The last few days have been an absolute whirlwind for my mind. On Thursday night, while visiting with Dan's mom and her husband, Helmut, Dan informed us that he'd be leaving for pre-training sooner than I'd like to think about. He'll leave in approximately a month and be gone well into next year.
I'm sure if you are a spouse of someone in the military you've come across the emptional stages of deployment before. I found myself going to that old post I saw on a military girlfriend support board back in 2006 at the beginning of the last deployment. I'm a realist - I don't believe that the deployment won't happen, nor will the plane break down. He's leaving and I'll stand by him and be there to support him. I'm slowly working out of my angry phase and accepting that this is something he wants and needs to do before we move forward in our lives together.

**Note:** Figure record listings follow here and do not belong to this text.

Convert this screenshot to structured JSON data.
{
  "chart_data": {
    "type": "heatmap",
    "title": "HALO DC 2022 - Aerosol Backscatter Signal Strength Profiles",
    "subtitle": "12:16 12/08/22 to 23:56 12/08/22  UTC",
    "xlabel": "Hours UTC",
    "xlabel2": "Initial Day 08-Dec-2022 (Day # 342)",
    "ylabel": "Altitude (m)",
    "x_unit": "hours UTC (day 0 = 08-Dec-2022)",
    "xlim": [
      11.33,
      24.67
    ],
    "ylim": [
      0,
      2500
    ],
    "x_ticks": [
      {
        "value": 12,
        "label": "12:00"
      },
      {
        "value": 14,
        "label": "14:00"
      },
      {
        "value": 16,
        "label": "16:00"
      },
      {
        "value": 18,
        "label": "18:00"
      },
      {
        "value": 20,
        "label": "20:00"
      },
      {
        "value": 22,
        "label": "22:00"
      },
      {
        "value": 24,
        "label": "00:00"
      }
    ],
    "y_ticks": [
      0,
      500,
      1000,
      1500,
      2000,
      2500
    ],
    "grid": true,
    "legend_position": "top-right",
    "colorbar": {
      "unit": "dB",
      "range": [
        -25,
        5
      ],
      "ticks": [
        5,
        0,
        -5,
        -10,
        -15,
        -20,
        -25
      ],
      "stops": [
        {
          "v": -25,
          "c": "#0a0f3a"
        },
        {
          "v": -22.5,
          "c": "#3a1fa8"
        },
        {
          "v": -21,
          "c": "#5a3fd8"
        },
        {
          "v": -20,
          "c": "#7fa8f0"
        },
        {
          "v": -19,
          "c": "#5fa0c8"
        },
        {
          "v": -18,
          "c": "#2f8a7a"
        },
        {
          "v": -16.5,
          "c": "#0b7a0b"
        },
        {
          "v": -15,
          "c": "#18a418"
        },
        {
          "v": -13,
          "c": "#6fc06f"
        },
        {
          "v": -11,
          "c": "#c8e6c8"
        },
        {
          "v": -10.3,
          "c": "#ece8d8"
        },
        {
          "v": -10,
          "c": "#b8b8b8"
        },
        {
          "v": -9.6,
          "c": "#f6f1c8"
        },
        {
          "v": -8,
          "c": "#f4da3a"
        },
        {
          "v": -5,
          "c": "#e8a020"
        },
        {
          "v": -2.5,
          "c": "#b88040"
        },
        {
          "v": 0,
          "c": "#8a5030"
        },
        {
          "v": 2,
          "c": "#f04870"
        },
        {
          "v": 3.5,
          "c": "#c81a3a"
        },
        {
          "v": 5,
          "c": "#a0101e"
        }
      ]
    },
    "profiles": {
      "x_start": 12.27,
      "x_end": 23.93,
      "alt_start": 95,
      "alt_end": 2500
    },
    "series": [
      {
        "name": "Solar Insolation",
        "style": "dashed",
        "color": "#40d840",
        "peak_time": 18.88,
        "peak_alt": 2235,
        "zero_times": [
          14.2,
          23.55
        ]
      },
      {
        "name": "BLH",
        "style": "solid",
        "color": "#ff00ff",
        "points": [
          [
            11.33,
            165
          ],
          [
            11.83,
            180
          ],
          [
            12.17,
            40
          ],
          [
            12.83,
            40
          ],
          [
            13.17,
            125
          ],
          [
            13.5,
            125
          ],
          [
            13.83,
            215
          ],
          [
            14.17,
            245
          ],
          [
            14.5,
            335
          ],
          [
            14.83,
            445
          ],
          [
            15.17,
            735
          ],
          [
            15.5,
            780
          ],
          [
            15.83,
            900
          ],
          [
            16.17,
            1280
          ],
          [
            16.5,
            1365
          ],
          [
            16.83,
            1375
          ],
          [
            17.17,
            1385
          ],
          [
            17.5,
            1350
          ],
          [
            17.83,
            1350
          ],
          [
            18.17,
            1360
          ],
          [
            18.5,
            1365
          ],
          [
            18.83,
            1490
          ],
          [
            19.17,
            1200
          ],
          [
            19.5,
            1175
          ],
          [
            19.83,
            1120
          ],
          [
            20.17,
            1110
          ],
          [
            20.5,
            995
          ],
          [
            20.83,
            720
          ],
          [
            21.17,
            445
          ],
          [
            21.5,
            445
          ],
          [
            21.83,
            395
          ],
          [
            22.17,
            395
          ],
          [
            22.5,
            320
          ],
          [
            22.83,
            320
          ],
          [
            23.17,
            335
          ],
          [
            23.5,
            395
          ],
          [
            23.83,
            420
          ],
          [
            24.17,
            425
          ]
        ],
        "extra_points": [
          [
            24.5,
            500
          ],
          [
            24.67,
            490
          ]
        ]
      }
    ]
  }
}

Is there anything you actually like about deployments? I hate to admit that there are things I'm looking forward to such as going broke sending him unique care packages, getting three weeks of uninterupted time during his leave, and sending ridiculous amounts of e-mails. Don't get me wrong, I'd rather be sitting with him in person but I'm focusing on the positives here!
With all of that, the actual deployment is far off and right now I'm going to focus on enjoying him before he leaves for training. Lately, I haven't felt like much of a military girlfriend but boy has that changed.